Machine learning assisted composition design of high-entropy Pb-free relaxors with giant energy-storage
Xingcheng Wang, Ji Zhang, Xiaohan Ma, Huajie Luo, Laijun Liu, Hui Liu, Jun Chen
Abstract
Abstract The high-entropy strategy has emerged as a prevalent approach to boost capacitive energy-storage performance of relaxors for advanced electrical and electronic systems. However, exploring high-performance high-entropy systems poses challenges due to the extensive compositional space. Herein, with the assistance of machine learning screening, we demonstrated a high energy-storage density of 20.7 J cm -3 with a high efficiency of 86% in a high-entropy Pb-free relaxor ceramic. A random forest regression model with key descriptors based on limited reported experimental data were developed to predict and screen the elements and chemical compositions of high-entropy systems.
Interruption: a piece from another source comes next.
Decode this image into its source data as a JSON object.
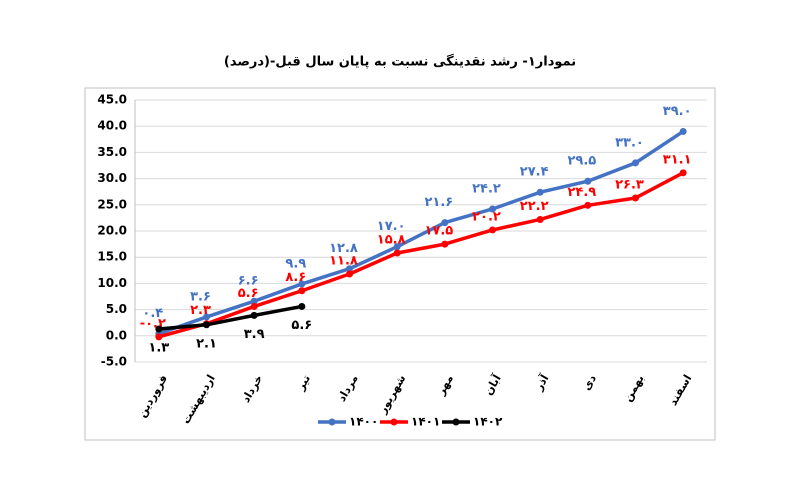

Following basic experiments, a (Bi 0.5 Na 0.5 )TiO 3 -based high-entropy relaxor characterized by fine grains, weakly-coupled and small-sized polar clusters was identified. This resulted in a near-linear polarization behavior and an ultrahigh breakdown strength of 95 kV mm -1 . Further, this high-entropy realxor presented a high discharge energy density of 7.7 J cm -3 under discharge rate of about 27 ns, along with superior temperature and fatigue stability. Our results present the data-driven model for efficiently exploring high-performance high-entropy relaxors, demonstrating the potential of machine learning in developing relaxors.